Bernard Trainor, a retired Marine lieutenant general and Gulf War TV pundit, said last week that the military is a "highly structured, closely knit society" with "its own ethos critical to its well-being and performance." This kind of talk ought to send shivers up the spine of anyone who has an understanding of the role of a people's army in a participatory, pluralistic democracy. What this "ethos" consists of can be imagined--the Tailhook convention comes to mind. But with all due deference to Trainor's affection for military culture, if it's discriminatory, and it is, it's got to go. And it's going.
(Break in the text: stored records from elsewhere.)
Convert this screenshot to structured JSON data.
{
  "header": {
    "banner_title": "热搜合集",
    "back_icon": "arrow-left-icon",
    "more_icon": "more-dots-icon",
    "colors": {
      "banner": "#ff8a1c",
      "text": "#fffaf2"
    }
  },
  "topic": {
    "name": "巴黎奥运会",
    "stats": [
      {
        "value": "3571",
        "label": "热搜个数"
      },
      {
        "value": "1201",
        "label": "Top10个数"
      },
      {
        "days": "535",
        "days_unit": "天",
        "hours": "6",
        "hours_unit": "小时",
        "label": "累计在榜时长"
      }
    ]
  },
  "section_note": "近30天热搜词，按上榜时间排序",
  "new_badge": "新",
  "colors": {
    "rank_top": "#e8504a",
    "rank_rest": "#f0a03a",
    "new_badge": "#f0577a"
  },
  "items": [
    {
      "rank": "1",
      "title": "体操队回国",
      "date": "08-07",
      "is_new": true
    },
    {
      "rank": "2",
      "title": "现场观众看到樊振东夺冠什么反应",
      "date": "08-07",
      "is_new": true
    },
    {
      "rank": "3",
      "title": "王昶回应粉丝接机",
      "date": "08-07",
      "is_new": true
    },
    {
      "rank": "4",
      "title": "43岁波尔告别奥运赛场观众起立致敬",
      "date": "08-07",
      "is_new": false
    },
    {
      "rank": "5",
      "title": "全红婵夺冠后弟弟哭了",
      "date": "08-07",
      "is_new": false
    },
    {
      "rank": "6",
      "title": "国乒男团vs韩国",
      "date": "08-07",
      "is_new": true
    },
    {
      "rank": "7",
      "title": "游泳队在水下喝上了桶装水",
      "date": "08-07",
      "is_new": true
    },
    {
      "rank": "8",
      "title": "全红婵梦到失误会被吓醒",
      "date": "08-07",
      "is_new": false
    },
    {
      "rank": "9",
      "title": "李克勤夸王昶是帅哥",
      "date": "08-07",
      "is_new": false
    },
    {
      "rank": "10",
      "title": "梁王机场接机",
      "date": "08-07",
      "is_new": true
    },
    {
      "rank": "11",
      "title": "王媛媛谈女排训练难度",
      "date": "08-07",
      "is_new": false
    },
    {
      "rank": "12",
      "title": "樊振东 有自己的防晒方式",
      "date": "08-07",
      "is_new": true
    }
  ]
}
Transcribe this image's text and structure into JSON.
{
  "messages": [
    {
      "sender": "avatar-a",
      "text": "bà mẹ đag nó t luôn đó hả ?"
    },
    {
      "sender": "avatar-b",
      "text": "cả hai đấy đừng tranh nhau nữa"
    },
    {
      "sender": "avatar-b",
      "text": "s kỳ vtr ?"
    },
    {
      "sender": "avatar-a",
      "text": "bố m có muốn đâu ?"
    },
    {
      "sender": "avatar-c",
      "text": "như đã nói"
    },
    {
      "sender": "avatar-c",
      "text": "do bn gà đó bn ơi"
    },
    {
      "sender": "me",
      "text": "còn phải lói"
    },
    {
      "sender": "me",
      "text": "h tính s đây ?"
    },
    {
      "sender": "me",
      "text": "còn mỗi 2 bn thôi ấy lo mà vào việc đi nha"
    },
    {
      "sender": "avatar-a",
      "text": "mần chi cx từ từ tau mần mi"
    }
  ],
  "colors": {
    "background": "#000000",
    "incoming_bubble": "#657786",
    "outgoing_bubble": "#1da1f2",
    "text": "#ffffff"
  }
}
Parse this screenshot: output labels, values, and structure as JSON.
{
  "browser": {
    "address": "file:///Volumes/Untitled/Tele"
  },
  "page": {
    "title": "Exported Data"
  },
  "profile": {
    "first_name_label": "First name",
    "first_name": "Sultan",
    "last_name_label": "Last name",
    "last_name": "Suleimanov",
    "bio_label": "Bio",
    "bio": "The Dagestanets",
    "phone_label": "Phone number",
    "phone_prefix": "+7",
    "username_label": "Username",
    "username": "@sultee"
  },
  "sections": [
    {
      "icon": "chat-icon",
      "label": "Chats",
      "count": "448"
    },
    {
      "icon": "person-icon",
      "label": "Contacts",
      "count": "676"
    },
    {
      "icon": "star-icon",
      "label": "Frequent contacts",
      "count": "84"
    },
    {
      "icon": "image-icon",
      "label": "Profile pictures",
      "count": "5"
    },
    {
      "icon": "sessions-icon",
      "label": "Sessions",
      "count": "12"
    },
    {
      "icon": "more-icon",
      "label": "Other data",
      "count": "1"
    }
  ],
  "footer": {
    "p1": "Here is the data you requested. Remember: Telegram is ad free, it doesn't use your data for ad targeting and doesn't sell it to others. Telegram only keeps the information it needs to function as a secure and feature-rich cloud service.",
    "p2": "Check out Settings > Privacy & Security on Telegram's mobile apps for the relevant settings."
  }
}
It is exhilarating that, instead of playing faux-Republican, Bill Clinton has chosen to begin his term by re-establishing federal affirmation of a woman's right to an abortion, and by pushing for what the right understands will be a major step forward in the enfranchisement of gay men and lesbians: making gay OK in the Army.
It's infuriating that the press and predictably timorous Democratic legislators criticize the President's choice of initial targets, grumbling that he should have focused on something more "important"--like the deficit. Making social justice a priority makes the clearest distinction possible between what this Administration might become and what the Reagan-Bush White House was--and offers some hope that, when Clinton announces his economic plans, social justice may be factored in, perhaps to a significant degree.
It's difficult for many progressively minded gays and lesbians that our first go-round with the new Administration is not in the service of getting more funding for health care, education and research to stop the AIDS epidemic; or about the passage of a federal Gay and Lesbian Rights bill; but rather about making queer soldiers legal--an ambiguous accomplishment for anyone who has questions about how the armed forces have been used since World War II. Again, issues arise of the solidarity of the oppressed for the oppressed.
The patriotic fervor displayed by queer servicemen and women, which ostensibly makes them more digestible to the ostensibly uneasy majority, places the immediate beneficiaries of Clinton's initiative in political harmony with groups that have participated in the persecution and oppression of homosexuals.
If these obviously bright and talented gay men and women want to serve their country, one might prefer that they opt to teach school, rather than volunteering to be the next finger on the trigger of the next errant Tomahawk missile. The interests of gays and lesbians, or of any group seeking an expansion of the rights and privileges of democratic citizenship, are inimical to the aims and conditions of a war economy and the insuperably patriarchal military "ethos," which, as Trainor says, lacks "many of the freedoms and flexibilities of the civilized world."
But it takes a long time for justice to arrive, and nothing is pure in politics. A chapter in the history of the struggle for civil rights in America is ascribable to the instruments of federal power--however improbable those instruments might be for the task at hand, as spurs to expedite the pace of change and to enforce the Constitution, over and against the objections of reactionaries.